As a kid she played kickball and tag with her brothers and some thirty cousins. Later she swam, played soccer, skied, and
biked each morning to deliver the paper. “When she got up and started to go, there was no holding her back,” her mom says.
The family loves to remember her first visit to the beach at age seven. Aimee, in her usual full-of-life spirit, charged right
into the surf. A crashing wave sent her flying and she was driven underwater. When she surfaced, she had removed her wooden
legs and tucked them under her arm. “I just kinda hung out that way, just floating,” she says with a laugh.
Aimee never had time to think of herself as a victim. She would roughhouse with her brothers, take her licks with the rest.
There was no coddling. Those artificial legs took an awful beating. “My parents didn’t try to shield me from physical and
emotional scars, which is why I’m not afraid of being wounded now,” she remembers. “One thing I love my parents for was that
I was never segregated or sat down as a little kid and told I couldn’t do something. I’d just go.”
While the world outside her home was not as understanding, Aimee was taught to turn setbacks into personal victories. In elementary
school a teacher recommended home schooling because Aimee’s presence was “improper” and “a distraction to the other kids.”

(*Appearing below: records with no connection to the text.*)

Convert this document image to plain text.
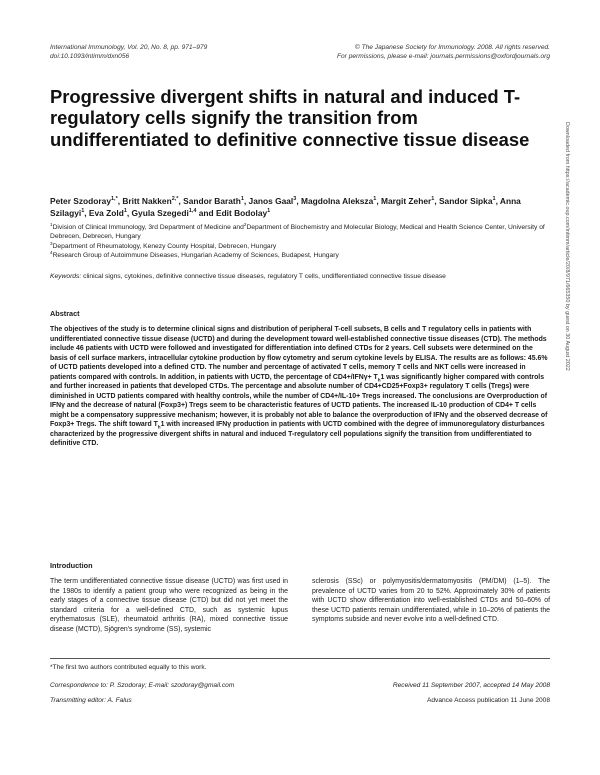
International Immunology, Vol. 20, No. 8, pp. 971–979
doi:10.1093/intimm/dxn056
© The Japanese Society for Immunology. 2008. All rights reserved.
For permissions, please e-mail: journals.permissions@oxfordjournals.org
Progressive divergent shifts in natural and induced T-regulatory cells signify the transition from undifferentiated to definitive connective tissue disease
Peter Szodoray$^{1,*}$, Britt Nakken$^{2,*}$, Sandor Barath$^1$, Janos Gaal$^3$, Magdolna Aleksza$^1$, Margit Zeher$^1$, Sandor Sipka$^1$, Anna Szilagyi$^1$, Eva Zold$^1$, Gyula Szegedi$^{1,4}$ and Edit Bodolay$^1$
$^1$Division of Clinical Immunology, 3rd Department of Medicine and$^2$Department of Biochemistry and Molecular Biology, Medical and Health Science Center, University of Debrecen, Debrecen, Hungary
$^3$Department of Rheumatology, Kenezy County Hospital, Debrecen, Hungary
$^4$Research Group of Autoimmune Diseases, Hungarian Academy of Sciences, Budapest, Hungary
Keywords: clinical signs, cytokines, definitive connective tissue diseases, regulatory T cells, undifferentiated connective tissue disease
Abstract
The objectives of the study is to determine clinical signs and distribution of peripheral T-cell subsets, B cells and T regulatory cells in patients with undifferentiated connective tissue disease (UCTD) and during the development toward well-established connective tissue diseases (CTD). The methods include 46 patients with UCTD were followed and investigated for differentiation into defined CTDs for 2 years. Cell subsets were determined on the basis of cell surface markers, intracellular cytokine production by flow cytometry and serum cytokine levels by ELISA. The results are as follows: 45.6% of UCTD patients developed into a defined CTD. The number and percentage of activated T cells, memory T cells and NKT cells were increased in patients compared with controls. In addition, in patients with UCTD, the percentage of $CD4+/IFN\gamma+ T_h1$ was significantly higher compared with controls and further increased in patients that developed CTDs. The percentage and absolute number of CD4+CD25+Foxp3+ regulatory T cells (Tregs) were diminished in UCTD patients compared with healthy controls, while the number of CD4+/IL-10+ Tregs increased. The conclusions are Overproduction of IFNγ and the decrease of natural (Foxp3+) Tregs seem to be characteristic features of UCTD patients. The increased IL-10 production of CD4+ T cells might be a compensatory suppressive mechanism; however, it is probably not able to balance the overproduction of IFNγ and the observed decrease of Foxp3+ Tregs. The shift toward $T_h1$ with increased IFNγ production in patients with UCTD combined with the degree of immunoregulatory disturbances characterized by the progressive divergent shifts in natural and induced T-regulatory cell populations signify the transition from undifferentiated to definitive CTD.
Introduction
The term undifferentiated connective tissue disease (UCTD) was first used in the 1980s to identify a patient group who were recognized as being in the early stages of a connective tissue disease (CTD) but did not yet meet the standard criteria for a well-defined CTD, such as systemic lupus erythematosus (SLE), rheumatoid arthritis (RA), mixed connective tissue disease (MCTD), Sjögren's syndrome (SS), systemic
sclerosis (SSc) or polymyositis/dermatomyositis (PM/DM) (1–5). The prevalence of UCTD varies from 20 to 52%. Approximately 30% of patients with UCTD show differentiation into well-established CTDs and 50–60% of these UCTD patients remain undifferentiated, while in 10–20% of patients the symptoms subside and never evolve into a well-defined CTD.
*The first two authors contributed equally to this work.
Correspondence to: P. Szodoray; E-mail: szodoray@gmail.com	Received 11 September 2007, accepted 14 May 2008
Transmitting editor: A. Falus	Advance Access publication 11 June 2008
Downloaded from https://academic.oup.com/intimm/article/20/8/971/665350 by guest on 30 August 2022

She was asked to have a monitor on a biking trip because they were afraid she might slow down the class and not finish. An
elementary school gym teacher wanted Aimee taken out of her class because one day, as Aimee danced with a friend, her leg
snapped in half and the other kids screamed. And, of course, she was teased about her “wooden leg.” But Aimee always showed
them what she was really made of. She finished the bike trip with the others, and one day for show and tell she just took
off her legs, held them up, and said, “See, they’re not wooden.”

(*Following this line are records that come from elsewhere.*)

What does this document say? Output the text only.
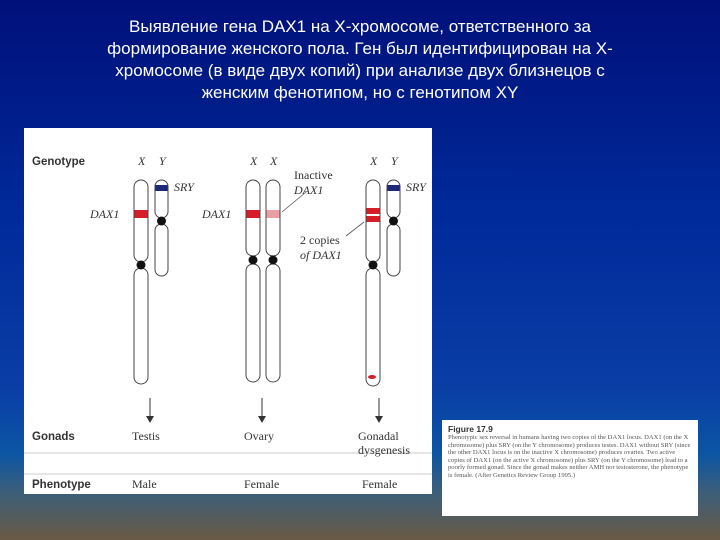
Выявление гена DAX1 на Х-хромосоме, ответственного за
формирование женского пола. Ген был идентифицирован на Х-
хромосоме (в виде двух копий) при анализе двух близнецов с
женским фенотипом, но с генотипом XY
Genotype
Gonads
Phenotype
X Y
SRY
DAX1
Testis
Male
X X
DAX1
Inactive
DAX1
Ovary
Female
X Y
SRY
2 copies
of DAX1
Gonadal
dysgenesis
Female
Figure 17.9
Phenotypic sex reversal in humans having two copies of the DAX1 locus. DAX1 (on the X chromosome) plus SRY (on the Y chromosome) produces testes. DAX1 without SRY (since the other DAX1 locus is on the inactive X chromosome) produces ovaries. Two active copies of DAX1 (on the active X chromosome) plus SRY (on the Y chromosome) lead to a poorly formed gonad. Since the gonad makes neither AMH nor testosterone, the phenotype is female. (After Genetics Review Group 1995.)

All of this made Aimee stronger. Her sense of humor and perky spirit helped her acceptance of the prostheses, and her attitude
made things easier for others. “I used to enjoy jolting my substitute teachers by flipping a bolt and turning my feet backwards
when they weren’t looking,” she recalls with a laugh.
To this day Aimee sparkles with fun and fantasy. “I want to be a Bond girl. Think about it—I have metal components in my legs,
so when I go through airport security I set off the alarms. But when they realize why I’m beeping, they let me through. What
if I had weapons in my legs? I could take one off and pull out an Uzi! Legs Galore—that would be me!”
In 1993 Aimee was awarded one of three full-ride college scholarships from the U.S. Defense Department and matriculated at
George Washington University. She had never formally participated in track and field, but she became aware that just a few
blocks from campus was one of the most renowned coaches in collegiate track, Georgetown’s Frank Gagliano.
Says Gagliano, “I received this call out of the blue and frankly, I don’t remember the details. I field a lot of calls, but
this was different.” In his thick New York accent, “Gags” recalls that twenty-fifth day of August 1995. “Aimee said that she
was a double below-the-knee amputee and that she wanted to run track.” He was deeply touched. “Fine. Meet me at the track
at noon.”
A few weeks before the call, Aimee had run in her first track meet. It was an event for disabled athletes in Boston. She signed
up for the long jump and the 100- and 200-meter races. To her astonishment, she won all three.
While at GW she would run to Georgetown to work out on the track and take a cab back to class. In January 1996, Aimee transferred
to Georgetown and became a walk-on on the track team.
She competed in the 100- and 200-meter races in meets where minimum times were not required to enter. At first her times were
slow and her stamina restricted by the extra energy needed as an amputee. But Aimee was committed to success.